Someone who, like Jeshion, wants to defend that it is the very singular proposition expressed on Millian assumptions by (2) that is both contingent and a priori faces a problem with (1). On the 2-D take on Donnellan’s view, that singular, object-dependent content can be known a priori only because that is understood only by accessing a general descriptive “diagonal” content. On this view, (1) does not pose any special problem: there still is still a truth to be known a priori. The defender of the alternative view confronts a dilemma, relative to which of the two available options she chooses: either it is a priori knowledge of the content of that utterance wthat is claimed, or it is merely a priori defeasible justification.

If the second option is chosen, that it is merely a priori defeasible justification that competent speakers have concerning the truth of (1), then she can argue that, although acceptance of (1) was justified a priori, empirical findings have shown that it is not true. The problem with this is that, although there are clear examples of the empirical defeasibility of a priori beliefs (see Jeshion 2002), it is defeasibility by, say, the testimony of relevant experts that those examples are based on; defeasibility by straightforward empirical findings like those establishing the non-existence of Vulcan is a much more doubtful matter.

 If, on the other hand, the first option is adopted, that it is merely a priori knowledge that competent speakers have concerning the truth of (1),  the defender of the view that the singular object-dependent content of (1) is known a priori will have to envisage true but gappy propositions. This would require a semantics that is technically attainable, and in fact has been adopted recently by Sainsbury (2005). I will argue, however, that the required semantics is theoretically in need of a justification that is not at all easy to provide. Lehmann (2002) includes a useful discussion of different kinds of free logics, and the problem they confront to justify the truth-conditions they ascribe to referential sentences. Semantics for free logics should justify the non-validity of rules like, say, existential generalization, and at the same time the truth of sentences like (1), or instances of excluded middle involving non-referring terms. A bivalent proposal like Burge’s (1974) achieves this by stipulating that all atomic sentences are false; however, as Lehmann notes (op. cit., 226), Burge’s justification for the stipulation presupposes bivalence, which is at stake once we envisage non-referring terms. Non-bivalent supervaluationist semantics are among the most popular, but they confront a similar problem. Lehmann rightly criticizes a proposal by Bencivenga based on a “counterfactual theory of truth”: “Why should truth, which is ordinarily regarded as correspondence to fact, be reckoned in terms of what is contrary to fact? Why should we reckon that ‘Pegasus is Pegasus’ is true because it would be true if, contrary to fact, ‘Pegasus’ did refer?” (op. cit., 233), concluding, “If supervaluations make sense in free logic, I believe we do not yet know why” (ibid). I will argue that it is only 2-D accounts, such as the one on which I will rely, which are in a position to provide the required semantic justification for supervaluationist semantics for free-logics.
 

References

Burge, Tyler (1974): “Truth and Singular Terms,” Noûs 8, 309-25.

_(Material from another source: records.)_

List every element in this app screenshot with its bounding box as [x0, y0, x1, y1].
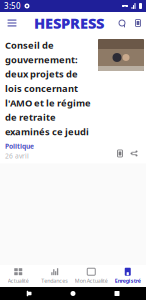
- staticText: Mon Actualité: [75, 277, 108, 284]
- staticText: Politique: [5, 142, 34, 151]
- button[interactable]: Mon Actualité: [73, 265, 110, 287]
- button[interactable]: Tendances: [36, 265, 73, 287]
- staticText: 3:50: [4, 1, 21, 11]
- button[interactable]: Partager: [127, 146, 141, 160]
- button[interactable]: Retour: [14, 287, 44, 300]
- button[interactable]: Actualité: [0, 265, 36, 287]
- button[interactable]: Conseil de gouvernement: deux projets de…: [0, 34, 146, 164]
- button[interactable]: Menu: [0, 12, 24, 34]
- button[interactable]: Enregistré: [110, 265, 146, 287]
- button[interactable]: Rechercher: [114, 12, 130, 34]
- staticText: Enregistré: [115, 277, 141, 284]
- button[interactable]: Enregistrer l'article: [113, 146, 127, 160]
- button[interactable]: Applications récentes: [102, 287, 132, 300]
- staticText: Tendances: [41, 277, 68, 284]
- staticText: 26 avril: [5, 152, 29, 160]
- staticText: HESPRESS: [34, 13, 104, 33]
- staticText: Actualité: [8, 277, 29, 284]
- button[interactable]: Enregistrés: [130, 12, 146, 34]
- staticText: Conseil de gouvernement: deux projets de…: [5, 39, 91, 138]
- button[interactable]: Accueil: [58, 287, 88, 300]
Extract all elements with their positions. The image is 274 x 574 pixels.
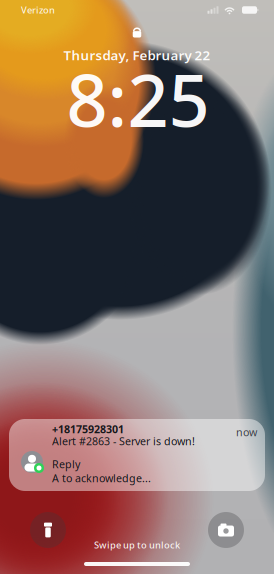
staticText: now bbox=[236, 425, 257, 439]
button[interactable]: Flashlight bbox=[30, 512, 66, 548]
staticText: +18175928301 bbox=[52, 422, 124, 436]
staticText: A to acknowledge... bbox=[52, 471, 151, 485]
button[interactable]: Camera bbox=[208, 512, 244, 548]
staticText: Thursday, February 22 bbox=[64, 46, 210, 64]
staticText: Verizon bbox=[21, 4, 55, 16]
staticText: 8:25 bbox=[66, 51, 210, 147]
button[interactable]: +18175928301 bbox=[9, 419, 265, 491]
staticText: Swipe up to unlock bbox=[94, 539, 180, 551]
staticText: Reply bbox=[52, 457, 80, 471]
staticText: Alert #2863 - Server is down! bbox=[52, 434, 195, 448]
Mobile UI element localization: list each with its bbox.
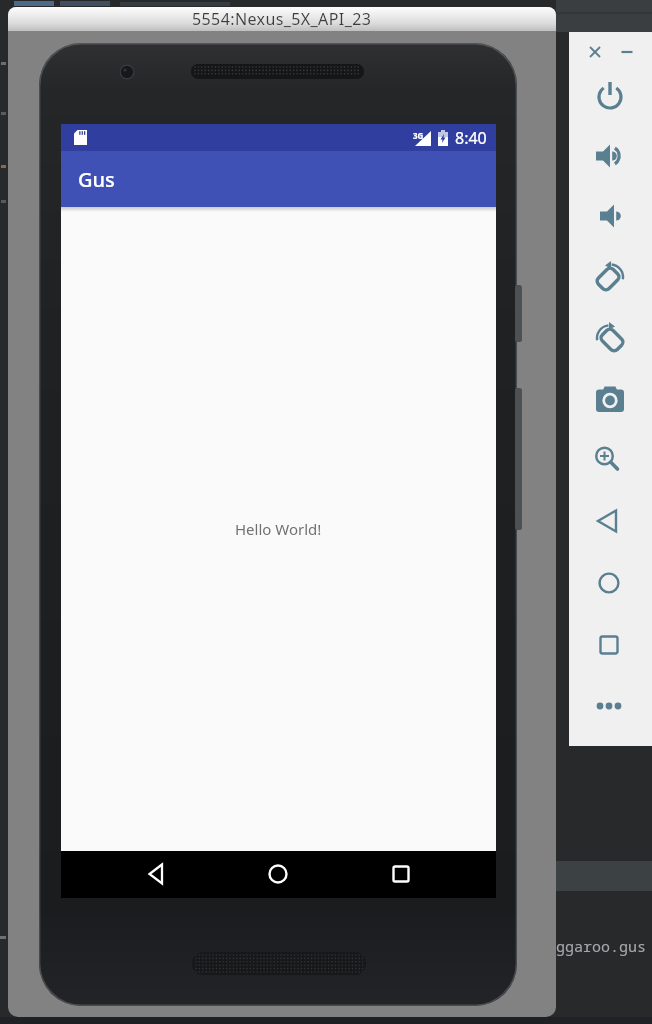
- button[interactable]: [591, 688, 627, 724]
- button[interactable]: [590, 503, 626, 539]
- button[interactable]: Gus: [61, 151, 496, 207]
- staticText: Gus: [78, 166, 115, 193]
- staticText: 8:40: [455, 127, 487, 149]
- button[interactable]: [577, 34, 613, 70]
- button[interactable]: [609, 34, 645, 70]
- button[interactable]: [266, 862, 290, 886]
- button[interactable]: [389, 862, 413, 886]
- staticText: ggaroo.gus: [556, 936, 647, 956]
- button[interactable]: [145, 862, 169, 886]
- button[interactable]: [590, 441, 626, 477]
- button[interactable]: [592, 259, 628, 295]
- button[interactable]: 5554:Nexus_5X_API_23: [8, 7, 556, 31]
- button[interactable]: [591, 627, 627, 663]
- button[interactable]: [591, 198, 627, 234]
- staticText: Hello World!: [235, 519, 322, 539]
- button[interactable]: [592, 78, 628, 114]
- button[interactable]: [591, 565, 627, 601]
- button[interactable]: [592, 320, 628, 356]
- staticText: 3G: [413, 130, 424, 141]
- staticText: 5554:Nexus_5X_API_23: [192, 8, 372, 30]
- button[interactable]: [592, 380, 628, 416]
- button[interactable]: [591, 138, 627, 174]
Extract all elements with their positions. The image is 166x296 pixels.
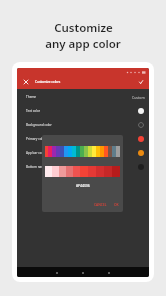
button[interactable]: Theme <box>17 90 149 104</box>
button[interactable]: Primary color <box>17 132 149 146</box>
button[interactable]: Close <box>21 77 30 86</box>
button[interactable]: Apply <box>136 77 145 86</box>
staticText: #F44336 <box>76 183 90 188</box>
button[interactable]: CANCEL <box>93 200 108 208</box>
staticText: Customize <box>54 20 113 36</box>
button[interactable]: Recents <box>105 269 112 276</box>
button[interactable]: Bottom navigation color <box>17 160 149 174</box>
button[interactable]: Home <box>79 269 86 276</box>
button[interactable]: OK <box>113 200 120 208</box>
button[interactable]: Background color <box>17 118 149 132</box>
staticText: Custom <box>132 95 145 100</box>
staticText: Customize colors <box>35 80 61 84</box>
staticText: OK <box>114 202 119 206</box>
button[interactable]: Back <box>53 269 60 276</box>
staticText: any app color <box>45 36 121 52</box>
staticText: Theme <box>26 95 37 99</box>
staticText: Primary color <box>26 137 46 141</box>
staticText: Bottom navigation color <box>26 165 62 169</box>
staticText: CANCEL <box>94 202 107 206</box>
button[interactable]: Text color <box>17 104 149 118</box>
staticText: Text color <box>26 109 41 113</box>
staticText: Background color <box>26 123 52 127</box>
button[interactable]: App bar color <box>17 146 149 160</box>
staticText: App bar color <box>26 151 46 155</box>
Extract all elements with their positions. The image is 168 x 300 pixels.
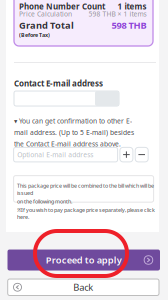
staticText: (Before Tax) <box>19 31 50 38</box>
staticText: Proceed to apply <box>46 254 122 266</box>
staticText: 1 items <box>118 1 146 12</box>
button[interactable]: Add e-mail field <box>120 147 133 162</box>
staticText: on the following month. <box>17 198 72 205</box>
staticText: Back <box>73 281 93 294</box>
staticText: 598 THB × 1 items <box>88 10 146 18</box>
button[interactable]: Proceed to apply <box>8 250 160 270</box>
button[interactable]: Remove e-mail field <box>135 147 148 162</box>
button[interactable]: Back <box>8 279 159 296</box>
staticText: Optional E-mail address <box>17 150 93 159</box>
staticText: Price Calculation <box>19 10 72 18</box>
staticText: This package price will be combined to t… <box>17 182 154 196</box>
staticText: mail address. (Up to 5 E-mail) besides <box>14 128 134 137</box>
staticText: the Contact E-mail address above. <box>14 139 121 148</box>
staticText: Contact E-mail address <box>14 78 103 89</box>
staticText: ※If you wish to pay package price separa… <box>17 206 155 220</box>
staticText: 598 THB <box>112 19 146 31</box>
staticText: Grand Total <box>19 19 74 31</box>
staticText: Phone Number Count <box>19 1 105 12</box>
staticText: ▾ You can get confirmation to other E- <box>14 116 132 125</box>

Donnellan, Keith (1979): “The Contingent A Priori and Rigid Designation,” in French, P., Uehling, T. and Wettstein, H. Contemporary Perspectives in the Philosophy of Language, 45-60, Minneapolis: University of Minnesota Press.

Evans, Gareth (1979): “Reference and Contingency,” The Monist 62, 161-189. Also in his Collected Papers, Oxford: Clarendon Press 1985.

Jeshion, Robin (2000): “Ways of Taking a Meter,” Philosophical Studies 99, 297-318.

Jeshion, Robin (2001): “Donnellan on Neptune,” Philosophy and Phenomenological Research 63, 111-135.

Jeshion, Robin (2002): “The Epistemological Argument Against Descriptivism,” Philosophy and Phenomenological Research 64, 325-345.

Lehmann, Scott (2002): “More free logic”, in Gabbay, ed. Handbook of Philosophical Logic, 2nd edition, Vol. 5, Kluwer-Academic Publishers 197-259.

Sainsbury, Mark (2005): Reference without Referents, Oxford: Clarendon Press.